The television drama "LAX" nearly ended up being shot in Dallas.
The short-lived NBC series, starring Heather Locklear and Blair Underwood as competing airport managers, was originally to be called "Hub" and take place at a fictional Southland airport. The show's pilot episode was shot at Dallas-Fort Worth International Airport.
But Los Angeles International Airport officials persuaded the series' producers to switch to the hometown facility for the 13-episode season, making it a part of local airport filming that has kept hundreds of jobs in the area and helped fill city coffers.
"We felt like they really ought to film that in Southern California," said Paul Haney, deputy executive director of airports and security for Los Angeles World Airports.
From the now-canceled "LAX" to movies like "The Terminal" and "Catch Me If You Can," film shoots at Los Angeles' airports generated $590 million in wages and other revenue for the L.A. region between 2002 and 2005, according to a study to be released today by the Los Angeles County Economic Development Corp.
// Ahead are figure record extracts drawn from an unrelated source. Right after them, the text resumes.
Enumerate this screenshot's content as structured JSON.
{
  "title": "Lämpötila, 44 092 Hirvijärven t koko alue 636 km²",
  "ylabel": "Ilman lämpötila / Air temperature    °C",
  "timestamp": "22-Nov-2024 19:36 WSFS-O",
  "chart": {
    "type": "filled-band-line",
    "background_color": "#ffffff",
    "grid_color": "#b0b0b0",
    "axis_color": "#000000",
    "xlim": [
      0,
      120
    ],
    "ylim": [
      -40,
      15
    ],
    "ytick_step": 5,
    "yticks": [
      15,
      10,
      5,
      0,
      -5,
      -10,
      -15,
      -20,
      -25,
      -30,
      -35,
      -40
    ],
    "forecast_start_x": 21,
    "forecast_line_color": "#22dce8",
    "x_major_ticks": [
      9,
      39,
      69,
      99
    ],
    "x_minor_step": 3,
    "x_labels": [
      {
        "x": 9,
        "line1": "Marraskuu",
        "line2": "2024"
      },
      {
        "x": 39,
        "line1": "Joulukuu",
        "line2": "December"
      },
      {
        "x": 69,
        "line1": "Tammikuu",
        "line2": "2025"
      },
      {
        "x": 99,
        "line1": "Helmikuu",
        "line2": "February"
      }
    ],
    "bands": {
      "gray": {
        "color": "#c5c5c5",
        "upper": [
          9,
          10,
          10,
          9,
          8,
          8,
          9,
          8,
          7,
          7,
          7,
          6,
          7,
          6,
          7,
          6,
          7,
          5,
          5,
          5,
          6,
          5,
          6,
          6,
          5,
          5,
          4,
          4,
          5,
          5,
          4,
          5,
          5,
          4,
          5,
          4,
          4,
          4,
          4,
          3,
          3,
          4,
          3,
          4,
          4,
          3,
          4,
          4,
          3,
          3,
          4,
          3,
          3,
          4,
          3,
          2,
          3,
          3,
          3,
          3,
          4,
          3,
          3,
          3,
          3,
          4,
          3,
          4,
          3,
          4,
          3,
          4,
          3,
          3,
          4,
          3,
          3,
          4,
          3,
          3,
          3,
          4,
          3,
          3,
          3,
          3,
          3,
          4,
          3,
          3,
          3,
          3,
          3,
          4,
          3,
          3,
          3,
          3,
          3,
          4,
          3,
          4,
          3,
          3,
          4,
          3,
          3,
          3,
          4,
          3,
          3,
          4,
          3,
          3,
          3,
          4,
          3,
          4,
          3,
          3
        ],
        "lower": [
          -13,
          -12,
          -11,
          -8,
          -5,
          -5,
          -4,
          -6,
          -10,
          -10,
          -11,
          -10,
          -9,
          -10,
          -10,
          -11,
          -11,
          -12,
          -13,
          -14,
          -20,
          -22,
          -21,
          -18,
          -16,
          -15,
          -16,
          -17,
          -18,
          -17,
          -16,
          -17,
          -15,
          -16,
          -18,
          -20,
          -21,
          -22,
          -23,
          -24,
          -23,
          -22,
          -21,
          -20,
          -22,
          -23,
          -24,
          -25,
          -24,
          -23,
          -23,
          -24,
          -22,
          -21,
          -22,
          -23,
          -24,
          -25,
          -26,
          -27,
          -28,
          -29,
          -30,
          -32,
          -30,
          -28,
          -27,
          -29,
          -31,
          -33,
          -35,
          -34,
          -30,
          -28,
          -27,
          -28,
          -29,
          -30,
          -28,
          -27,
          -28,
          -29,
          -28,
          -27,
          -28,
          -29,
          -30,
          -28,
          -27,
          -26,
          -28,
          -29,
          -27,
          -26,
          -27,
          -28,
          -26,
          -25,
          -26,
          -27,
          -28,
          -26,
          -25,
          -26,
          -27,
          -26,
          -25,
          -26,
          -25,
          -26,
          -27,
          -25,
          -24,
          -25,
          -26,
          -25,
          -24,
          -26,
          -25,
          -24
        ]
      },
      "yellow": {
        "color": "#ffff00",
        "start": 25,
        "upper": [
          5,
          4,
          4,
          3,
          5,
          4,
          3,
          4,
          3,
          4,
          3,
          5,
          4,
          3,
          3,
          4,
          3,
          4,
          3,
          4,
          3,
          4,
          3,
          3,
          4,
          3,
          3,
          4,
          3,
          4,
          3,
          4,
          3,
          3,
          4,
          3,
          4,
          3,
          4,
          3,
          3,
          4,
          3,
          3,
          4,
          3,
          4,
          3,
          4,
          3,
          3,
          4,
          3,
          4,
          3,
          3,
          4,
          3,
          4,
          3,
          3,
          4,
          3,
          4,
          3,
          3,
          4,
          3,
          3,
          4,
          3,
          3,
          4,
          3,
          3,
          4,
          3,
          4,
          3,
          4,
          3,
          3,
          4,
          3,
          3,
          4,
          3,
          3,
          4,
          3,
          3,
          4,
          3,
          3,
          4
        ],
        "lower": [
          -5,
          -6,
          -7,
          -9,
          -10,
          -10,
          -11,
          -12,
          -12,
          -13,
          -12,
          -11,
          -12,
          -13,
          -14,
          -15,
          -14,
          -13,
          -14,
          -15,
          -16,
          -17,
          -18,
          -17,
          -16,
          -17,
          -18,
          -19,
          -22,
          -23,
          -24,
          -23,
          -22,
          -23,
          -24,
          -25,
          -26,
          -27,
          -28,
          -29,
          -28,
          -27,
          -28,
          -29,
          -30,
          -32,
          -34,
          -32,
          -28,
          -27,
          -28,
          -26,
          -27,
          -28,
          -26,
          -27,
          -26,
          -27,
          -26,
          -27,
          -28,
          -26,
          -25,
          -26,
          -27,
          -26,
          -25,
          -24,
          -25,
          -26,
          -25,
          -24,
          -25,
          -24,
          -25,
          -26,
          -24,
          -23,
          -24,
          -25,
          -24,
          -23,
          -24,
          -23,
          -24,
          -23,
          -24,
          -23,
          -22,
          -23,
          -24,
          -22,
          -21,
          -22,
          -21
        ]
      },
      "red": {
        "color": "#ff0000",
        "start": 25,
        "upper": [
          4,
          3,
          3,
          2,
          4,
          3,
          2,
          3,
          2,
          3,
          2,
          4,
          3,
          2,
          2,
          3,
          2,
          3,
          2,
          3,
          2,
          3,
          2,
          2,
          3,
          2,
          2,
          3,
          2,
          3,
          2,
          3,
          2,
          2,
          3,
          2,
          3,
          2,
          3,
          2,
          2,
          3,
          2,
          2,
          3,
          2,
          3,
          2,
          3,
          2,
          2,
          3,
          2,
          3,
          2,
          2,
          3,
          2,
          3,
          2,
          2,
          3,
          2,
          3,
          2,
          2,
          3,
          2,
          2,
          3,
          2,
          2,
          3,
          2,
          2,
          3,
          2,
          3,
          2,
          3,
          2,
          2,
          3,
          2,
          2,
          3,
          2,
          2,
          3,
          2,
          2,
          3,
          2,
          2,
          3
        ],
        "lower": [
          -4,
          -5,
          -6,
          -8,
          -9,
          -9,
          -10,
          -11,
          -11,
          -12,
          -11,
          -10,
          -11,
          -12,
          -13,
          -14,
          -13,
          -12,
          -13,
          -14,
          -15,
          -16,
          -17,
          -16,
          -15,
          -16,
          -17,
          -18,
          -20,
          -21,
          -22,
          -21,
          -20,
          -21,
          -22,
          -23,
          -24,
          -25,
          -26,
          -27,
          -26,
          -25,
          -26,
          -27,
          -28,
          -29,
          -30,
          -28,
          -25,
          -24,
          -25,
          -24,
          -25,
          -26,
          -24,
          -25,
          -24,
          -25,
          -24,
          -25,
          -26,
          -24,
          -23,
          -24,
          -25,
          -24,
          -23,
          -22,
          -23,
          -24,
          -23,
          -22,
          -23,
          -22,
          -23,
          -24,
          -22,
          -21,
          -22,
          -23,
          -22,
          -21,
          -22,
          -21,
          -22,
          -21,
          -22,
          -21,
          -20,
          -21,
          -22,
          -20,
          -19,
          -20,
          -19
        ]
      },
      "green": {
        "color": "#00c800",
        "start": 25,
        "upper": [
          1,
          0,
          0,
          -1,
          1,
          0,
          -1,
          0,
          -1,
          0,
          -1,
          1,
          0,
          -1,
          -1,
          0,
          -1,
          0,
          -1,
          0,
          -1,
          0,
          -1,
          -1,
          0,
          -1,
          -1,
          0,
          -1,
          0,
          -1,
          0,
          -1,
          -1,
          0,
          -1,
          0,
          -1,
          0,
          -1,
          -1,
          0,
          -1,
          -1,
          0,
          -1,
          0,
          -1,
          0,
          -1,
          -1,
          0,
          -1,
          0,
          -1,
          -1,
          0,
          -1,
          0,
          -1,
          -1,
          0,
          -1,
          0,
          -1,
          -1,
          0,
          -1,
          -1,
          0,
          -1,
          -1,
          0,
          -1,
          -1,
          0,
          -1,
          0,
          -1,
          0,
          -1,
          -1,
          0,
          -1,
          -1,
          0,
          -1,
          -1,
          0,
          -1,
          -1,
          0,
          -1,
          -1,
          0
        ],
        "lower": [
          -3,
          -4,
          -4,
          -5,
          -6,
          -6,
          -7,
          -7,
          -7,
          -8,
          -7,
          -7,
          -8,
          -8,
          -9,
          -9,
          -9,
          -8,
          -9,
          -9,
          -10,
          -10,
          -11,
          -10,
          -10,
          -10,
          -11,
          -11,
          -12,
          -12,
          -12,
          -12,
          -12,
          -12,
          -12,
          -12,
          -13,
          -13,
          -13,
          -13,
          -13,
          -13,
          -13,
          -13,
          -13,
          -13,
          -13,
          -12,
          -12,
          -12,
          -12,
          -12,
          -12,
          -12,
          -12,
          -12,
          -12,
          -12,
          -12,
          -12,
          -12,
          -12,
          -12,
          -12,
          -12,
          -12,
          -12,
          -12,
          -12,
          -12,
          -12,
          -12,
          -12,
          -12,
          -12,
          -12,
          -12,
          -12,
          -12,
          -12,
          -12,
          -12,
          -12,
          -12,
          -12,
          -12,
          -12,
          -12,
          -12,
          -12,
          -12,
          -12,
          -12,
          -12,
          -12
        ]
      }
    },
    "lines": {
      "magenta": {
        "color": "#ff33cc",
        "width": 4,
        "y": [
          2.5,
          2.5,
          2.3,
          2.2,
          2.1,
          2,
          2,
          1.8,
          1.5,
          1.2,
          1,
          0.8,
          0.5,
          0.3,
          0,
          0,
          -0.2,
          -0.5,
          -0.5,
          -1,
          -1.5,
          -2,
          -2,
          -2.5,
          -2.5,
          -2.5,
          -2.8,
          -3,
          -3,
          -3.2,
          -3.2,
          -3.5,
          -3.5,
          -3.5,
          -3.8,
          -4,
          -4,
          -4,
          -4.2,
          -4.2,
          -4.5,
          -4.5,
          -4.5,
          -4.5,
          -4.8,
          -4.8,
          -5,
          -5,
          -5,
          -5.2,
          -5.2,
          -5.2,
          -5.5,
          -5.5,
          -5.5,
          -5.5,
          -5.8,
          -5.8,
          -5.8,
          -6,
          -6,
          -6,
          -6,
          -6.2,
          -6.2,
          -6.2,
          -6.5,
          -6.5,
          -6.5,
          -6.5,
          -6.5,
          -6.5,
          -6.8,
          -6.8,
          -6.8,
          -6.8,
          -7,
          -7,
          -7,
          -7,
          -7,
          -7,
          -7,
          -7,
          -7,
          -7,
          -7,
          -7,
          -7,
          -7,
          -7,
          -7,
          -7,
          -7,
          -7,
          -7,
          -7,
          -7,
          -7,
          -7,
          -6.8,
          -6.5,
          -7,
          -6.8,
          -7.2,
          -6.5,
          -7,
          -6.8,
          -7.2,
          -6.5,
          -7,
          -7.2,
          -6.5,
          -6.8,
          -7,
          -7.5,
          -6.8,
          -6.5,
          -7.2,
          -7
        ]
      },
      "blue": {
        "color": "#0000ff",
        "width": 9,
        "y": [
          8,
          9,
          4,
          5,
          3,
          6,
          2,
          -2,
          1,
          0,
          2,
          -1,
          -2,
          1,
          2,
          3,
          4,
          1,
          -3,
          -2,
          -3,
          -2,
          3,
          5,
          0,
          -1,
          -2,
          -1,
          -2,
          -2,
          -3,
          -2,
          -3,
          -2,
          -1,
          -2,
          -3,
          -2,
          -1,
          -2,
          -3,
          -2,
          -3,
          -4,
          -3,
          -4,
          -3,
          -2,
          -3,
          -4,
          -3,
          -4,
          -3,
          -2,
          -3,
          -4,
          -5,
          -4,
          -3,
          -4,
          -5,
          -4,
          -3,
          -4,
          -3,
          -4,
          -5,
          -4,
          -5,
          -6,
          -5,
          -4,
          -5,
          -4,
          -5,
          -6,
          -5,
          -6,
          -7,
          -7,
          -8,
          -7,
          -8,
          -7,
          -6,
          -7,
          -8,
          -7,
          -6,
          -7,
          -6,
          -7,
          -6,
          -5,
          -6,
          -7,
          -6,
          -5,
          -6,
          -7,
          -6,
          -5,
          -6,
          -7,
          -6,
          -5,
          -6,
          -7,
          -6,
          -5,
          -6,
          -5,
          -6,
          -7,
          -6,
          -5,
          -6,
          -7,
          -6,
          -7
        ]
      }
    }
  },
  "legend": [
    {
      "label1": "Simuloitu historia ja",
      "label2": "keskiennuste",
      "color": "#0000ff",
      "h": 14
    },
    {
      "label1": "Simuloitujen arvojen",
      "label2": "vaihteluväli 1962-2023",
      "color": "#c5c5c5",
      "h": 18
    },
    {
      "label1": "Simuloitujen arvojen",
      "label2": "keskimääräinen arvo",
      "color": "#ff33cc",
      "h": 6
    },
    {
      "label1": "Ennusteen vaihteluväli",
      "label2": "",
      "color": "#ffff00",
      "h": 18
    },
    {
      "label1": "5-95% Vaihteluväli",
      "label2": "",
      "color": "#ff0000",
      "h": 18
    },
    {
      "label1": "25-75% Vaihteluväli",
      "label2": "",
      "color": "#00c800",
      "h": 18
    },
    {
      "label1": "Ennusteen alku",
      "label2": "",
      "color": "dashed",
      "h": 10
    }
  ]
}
The report also credits airport filming with providing 4,800 full-time jobs that produced $280 million in wages and $1 million in city sales tax revenue. The study was based on a survey of the L.A. airport agency's filming permits at its four airports: LAX, Van Nuys, Palmdale and Ontario. The survey arrived at its results by amassing all direct and indirect business revenue in L.A. County associated with film production at those airports.
Agency officials called for the study after the Sept. 11 terrorist attacks, when airports nationwide stopped granting access to film crews for security reasons.
"We were under enormous internal pressure and pressure from the film industry to bring back film activity," Haney said. They soon did, in January 2002, and today's study was meant to examine the economic effects of the policy change. Researchers say it highlights the importance of making airports available to filmmakers and TV producers.
Filmmakers regularly seek out airports to shoot curbside, terminal and runway scenes, according to the study. But they also make use of sand dunes on LAX property and empty buildings under the airports' care. Portions of "The Terminal" were shot in 2003 in a giant hangar at the Palmdale facility, Haney said.
Television programs accounted for more than one-third of productions at the airports, according to the study, and feature films less than 10%. Some TV shows have spent several weeks at a time shooting on airport property, though relatively brief shoots of two or three days are the norm for movies, commercials and music videos.
Los Angeles airports are attractive to filmmakers because of their proximity to Hollywood's studios, production companies and actors, according to the study. Those factors give the area a "critical mass" that favors film production within Los Angeles.
"This validates the importance of the efforts we put in to support the film industry," Haney said. "LAX is the most-filmed airport in the world. Every single day of the year, somebody is shooting a commercial, a television program or a major motion picture at one of our airports."
But airports' accessibility to the entertainment industry, which officials call their "film-friendly" policy, is being challenged by other states and countries seeking the economic windfall film production brings. Filming that used to be done almost exclusively in California is now seeing competition from outside the state, where filmmakers enjoy government subsidies, tax credits and other incentives, the report said.
The study cites Britain, New Zealand and Canada as countries with newly developed post-production facilities and industry-friendly policies that are wooing films away from L.A.
"There are large and quite lucrative incentives for film producers to shoot their films elsewhere. For the most part, Los Angeles and California don't have that," said Gregory Freeman, vice president of the Los Angeles County Economic Development Corp. and lead author of the study. "We largely compete by having a large infrastructure already in place."
Though filming at airport locations accounts for less than 1% of total production days in Los Angeles, the survey found, the availability of the facilities may have a ripple effect, leading crews to stay in Los Angeles for an entire project instead of opting for an out-of-state set.
"To the extent that we can keep even a part of the filming here, often the rest of the shoot will stay here," Freeman said. The study represents "a tremendous understatement of the overall positive impact that a film-friendly policy has on the L.A. economy," he added, stressing that the study considered only the impact of days shot on airport property.
Not everyone is thrilled with the prospect of more filming in and around the region's already busy airports.
When the Bruce Willis action move "Live Free or Die Hard" was being filmed next to LAX last fall, area residents, air cargo businesses and others raised concerns over the producers' intermittent closing of portions of the 105 Freeway and Imperial Highway. But the project went ahead, although with somewhat shortened shooting time.